In this post we will look at how hpcrun-flat can be used to profile an MPI application. The program we will look at solves a concurrent wave equation using point-to-point communications.

We will download and build perftools. We will then run the application under hpcrun-flat. hpcrun-flat statistically profiles application functions, and figures out the approximate time spent in each function or module.

Finally, we will upload the data to PerfBrowser Cloud, and see some pretty plots in our browser!

Build perftools

Let’s download and build perftools:

$ git clone https://github.com/tushar-mohan/perftools.git
$ cd perftools

Before we start the build, let’s make sure we have the build dependencies:

$ ./build.sh --checkdeps
Checking dependencies.. 
gcc.. ok
g++.. ok
gfortran.. ok
mpicc.. ok
mpirun.. ok
patch.. ok
curl.. ok
python.. ok
cmake.. ok
autoconf.. ok
bunzip2.. ok

All build dependencies satisfied.

If you encounter problems with build dependencies, check out the documentation for your Linux distro.

Let’s fire the build. We will add the --all flag to build the full perftools’ suite, including hpctoolkit. This takes approximately 30 minutes, so make sure you have coffee at hand!

$ ./build.sh --all

If all goes well, the output will contain something like:

=======================================================================
Tools are installed in:
/home/tushar/perftools/perftools-1.2.1

To use the tools
----------------
module load /home/tushar/perftools/perftools-1.2.1/perftools
	   - or -
source /home/tushar/perftools/perftools-1.2.1/perftools.sh
	   - or -
source /home/tushar/perftools/perftools-1.2.1/perftools.csh

To test install:
make test
make fulltest
=======================================================================

So perftools were built, and installed in the subdirectory perftools-1.2.1.

Running the full test suite:

$ make fulltest
...
10 of 10 PASSED
make[1]: Leaving directory '/home/tushar/perftools/papiex'

If the first test fails, you may need to enable performance counter access for ordinary users.

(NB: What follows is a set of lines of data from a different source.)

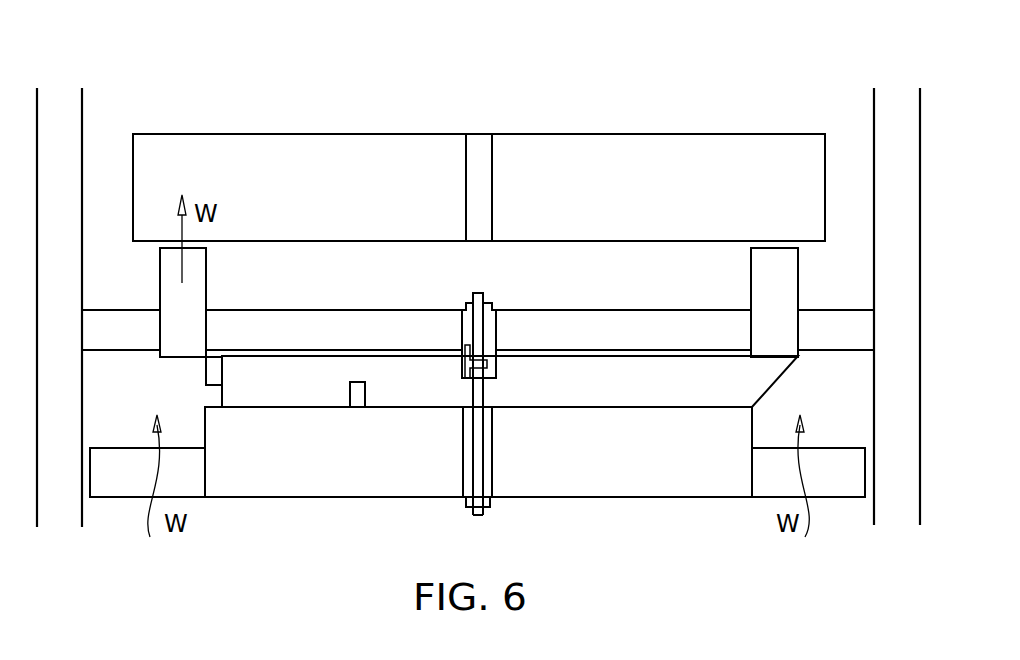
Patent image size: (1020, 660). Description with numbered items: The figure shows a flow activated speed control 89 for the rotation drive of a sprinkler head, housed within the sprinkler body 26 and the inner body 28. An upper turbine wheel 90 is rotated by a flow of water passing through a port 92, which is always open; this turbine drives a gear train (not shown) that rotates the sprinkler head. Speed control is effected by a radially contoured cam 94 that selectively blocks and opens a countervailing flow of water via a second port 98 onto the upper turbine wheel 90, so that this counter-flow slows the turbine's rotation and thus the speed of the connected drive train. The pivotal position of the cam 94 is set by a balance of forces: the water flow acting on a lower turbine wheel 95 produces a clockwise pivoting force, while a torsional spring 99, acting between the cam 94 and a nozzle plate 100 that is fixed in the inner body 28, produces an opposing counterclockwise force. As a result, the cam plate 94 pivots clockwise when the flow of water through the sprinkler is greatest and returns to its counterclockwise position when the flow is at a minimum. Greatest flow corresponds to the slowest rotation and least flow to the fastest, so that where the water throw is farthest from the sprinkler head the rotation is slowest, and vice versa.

The outer housing wall 26 is at (62, 102).
The inner body 28 is at (85, 110).
The valve assembly 89 is at (283, 545).
The upper turbine wheel 90 is at (640, 202).
The port 92 is at (213, 282).
The radially contoured cam 94 is at (606, 403).
The lower turbine wheel 95 is at (365, 478).
The port 98 is at (765, 275).
The torsional spring 99 is at (460, 368).
The nozzle plate 100 is at (597, 323).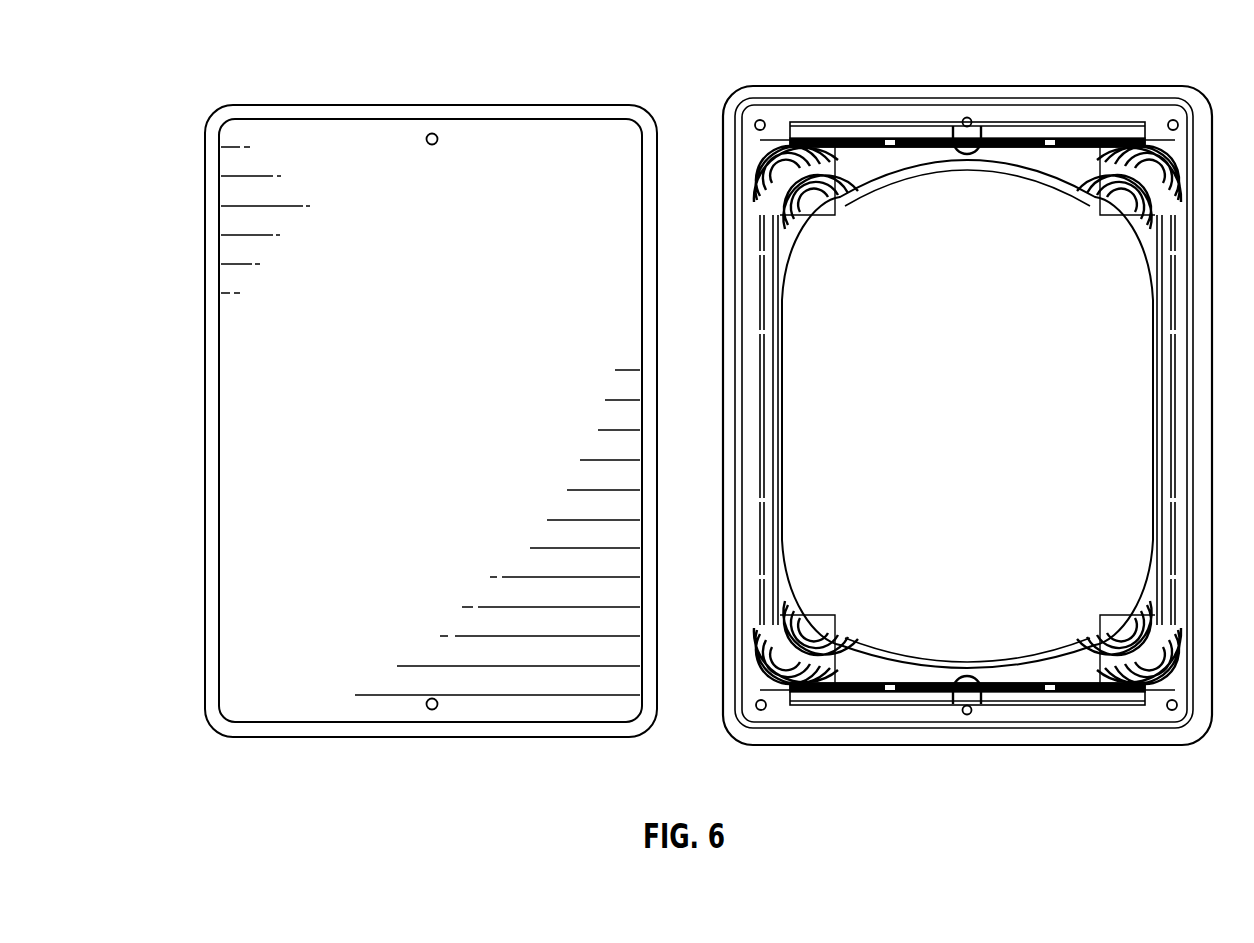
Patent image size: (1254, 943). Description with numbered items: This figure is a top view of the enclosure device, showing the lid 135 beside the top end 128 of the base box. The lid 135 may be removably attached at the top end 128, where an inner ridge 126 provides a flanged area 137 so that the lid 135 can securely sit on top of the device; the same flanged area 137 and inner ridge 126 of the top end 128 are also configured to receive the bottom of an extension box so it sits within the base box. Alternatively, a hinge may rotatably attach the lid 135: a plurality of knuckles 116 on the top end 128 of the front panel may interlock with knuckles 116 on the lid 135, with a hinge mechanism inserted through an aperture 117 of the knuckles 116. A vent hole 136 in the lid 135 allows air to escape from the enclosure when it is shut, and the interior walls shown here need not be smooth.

Let’s add perftools to our shell environment:

$ module load /home/tushar/perftools/perftools-1.2.1/perftools

You may also want to add the above command to our .login or .profile.

At this point, we have hpcrun-flat in our PATH:

$ hpcrun-flat -V
hpcrun-flat: A member of HPCToolkit, version 5.4.0

You will also find hpcrun2json in your PATH. This script will convert the binary hpcrun-flat output into json, suitable for upload to PerfBrowser Cloud.

Download and build mpiwave

$ mkdir mpiwave; cd mpiwave
$ curl https://computing.llnl.gov/tutorials/mpi/samples/C/mpi_wave.c | sed /draw_wave/d > mpi_wave.c
$ mpicc -g -O2 -o mpi_wave mpi_wave.c -lm

We use sed to remove references to a draw_wave function, which is not pertinent to this study.

Run mpiwave under hpcrun-flat

Running the program under hpcrun-flat is simple. Note, at present hpcrun2json can only handle single-event measurements with hpcrun-flat. So, in the command-line below, we measure PAPI_TOT_CYC, with a sampling period of 99999/second. You can increase the period for longer runs. -tall combines all the thread profiles for a process into a single shared profile. At present, we cannot handle individual thread profiles.

$ cd mpiwave
$ mpirun -np 16 hpcrun-flat -e PAPI_TOT_CYC:99999 -tall ./mpi_wave
Starting mpi_wave using 16 tasks.
Using 800 points on the vibrating string.
Enter number of time steps (1-10000): 
10000
...

Once the run finishes, hpcrun-flat will create one profile per process, so a total of 16 profiles for this run.

$ ls *.hpcrun-flat*
mpi_wave.hpcrun-flat.gulftown.31791.0x0  mpi_wave.hpcrun-flat.gulftown.31807.0x0
mpi_wave.hpcrun-flat.gulftown.31793.0x0  mpi_wave.hpcrun-flat.gulftown.31809.0x0
mpi_wave.hpcrun-flat.gulftown.31795.0x0  mpi_wave.hpcrun-flat.gulftown.31811.0x0
mpi_wave.hpcrun-flat.gulftown.31797.0x0  mpi_wave.hpcrun-flat.gulftown.31813.0x0
mpi_wave.hpcrun-flat.gulftown.31799.0x0  mpi_wave.hpcrun-flat.gulftown.31815.0x0
mpi_wave.hpcrun-flat.gulftown.31801.0x0  mpi_wave.hpcrun-flat.gulftown.31817.0x0
mpi_wave.hpcrun-flat.gulftown.31803.0x0  mpi_wave.hpcrun-flat.gulftown.31819.0x0
mpi_wave.hpcrun-flat.gulftown.31805.0x0  mpi_wave.hpcrun-flat.gulftown.31820.0x0

You may also want to run hpcstruct to generate loop information from the binary, although we won’t be needing it for this experiment.

$ hpcstruct mpi_wave
$ ls *.hpcstruct
mpi_wave.hpcstruct

Uploading hpcrun-flat data to PerfBrowser Cloud

To view the hpcrun-flat profiles in PerfBrowser Cloud, we need the output to be in JSON format. hpcrun2json will accomplish that.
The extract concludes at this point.